Carlos Drews, chef de la délégation du World Wildlife Fund (WWF), s'est déclaré "déçu
par le manque d'empressement des gouvernements à accélérer le processus des sanctions". En
tonnage, le trafic de l'ivoire a doublé depuis 2007, et plus que triplé depuis 1998.
CONSCIENTS DE LA GRAVITÉ DE LA SITUATION, LES PAYS AFRICAINS ONT À
PEU PRÈS PARLÉ D'UNE MÊME VOIX
Selon les enquêtes présentées à Bangkok, il reste entre 420 000 et 650 000 éléphants en
Afrique : 25 000 ont été tués en 2011, sans doute près de 30 000 en 2012. Une autre étude,
publiée début mars dans la revue scientifique PLoS One, précise que 62 % des éléphants de forêt
ont été abattus pour leur ivoire au cours des dix dernières années. A ce rythme, les populations
d'Afrique centrale pourraient avoir disparu en 2025. Et, si le braconnage continue, affirment les
experts, c'est à terme tous les éléphants du continent qui seront menacés.
En ce qui concerne cette espèce, c'est là, peut-être, la seule vraie bonne nouvelle de la
CoP16 : conscients de la gravité de la situation, les pays africains ont à peu près parlé d'une
même voix. A Doha (Qatar), où s'était tenue la CoP15 en 2010, deux logiques s'étaient
affrontées. La Tanzanie et la Zambie, soutenues par les pays d'Afrique australe, sollicitaient un
assouplissement de l'interdiction du commerce international de l'ivoire instaurée en 1989
pour pouvoir écouler leurs stocks. Une coalition de 23 autres pays africains, emmenée par le
Kenya, leur avait fait obstacle, mais la réunion avait été marquée par ces dissensions. Rien de tel
cette année.
"Pour la première fois, les pays de l'aire de distribution de l'espèce se sont accordés sur
le fait qu'il faut tout faire pour mettre en œuvre le plan d'action pour l'éléphant d'Afrique", note
Pierre Kafando, délégué du ministère de l'environnement du Burkina Faso et président de la
coalition africaine, qui regroupe 27 pays. De part et d'autre, des efforts de compromis ont été
faits. La Tanzanie a retiré sa proposition de déclasser ses éléphants de l'annexe I (commerce
international interdit) à l'annexe II (commerce réglementé), ainsi que sa demande d'une vente
unique de 100 tonnes d'ivoire. En contrepartie, le Burkina Faso et le Kenya ont renoncé
à demander que les éléphants d'Afrique du Sud, du Botswana, de Namibie et du Zimbabwe,
actuellement en annexe II, repassent en annexe I.
Ces deux blocs historiques amorcent-ils une démarche commune de lutte contre le trafic
de l'ivoire ? Ce serait une avancée essentielle. Mais il ne s'agit que du premier maillon de la
chaîne. "Aucun effort de répression ne pourra réussir si la demande d'ivoire ne diminue pas.

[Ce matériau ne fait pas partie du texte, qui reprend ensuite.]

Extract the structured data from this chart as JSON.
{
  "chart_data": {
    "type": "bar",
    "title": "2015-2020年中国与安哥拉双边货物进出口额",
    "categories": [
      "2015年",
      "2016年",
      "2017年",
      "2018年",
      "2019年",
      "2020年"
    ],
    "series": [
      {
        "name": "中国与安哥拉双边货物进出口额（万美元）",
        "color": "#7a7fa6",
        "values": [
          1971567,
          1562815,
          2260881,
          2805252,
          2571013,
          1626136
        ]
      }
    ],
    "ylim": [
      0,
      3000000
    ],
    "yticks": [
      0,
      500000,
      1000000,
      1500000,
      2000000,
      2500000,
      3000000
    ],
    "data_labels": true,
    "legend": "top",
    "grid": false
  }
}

Nous demandons à tous les Etats concernés de faire campagne pour la réduire", a insisté
l'association kényane Save the Elephants. Or, sur ce point, ni la Chine ni la Thaïlande n'ont fait
de propositions concrètes.
Pour plusieurs ONG, il n'est plus temps de tergiverser. "La seule manière de mettre un
terme au massacre et de sauver les éléphants d'Afrique et d'Asie, c'est une suspension
immédiate, totale et sine die du commerce légal de l'ivoire sur les marchés internationaux et
nationaux", résume Charlotte Nithard, de l'association française Robin des Bois. L'aveu d'un
délégué chinois, selon lequel son pays est incapable de distinguer l'ivoire légal de l'ivoire illégal,
n'a fait que renforcer leur conviction.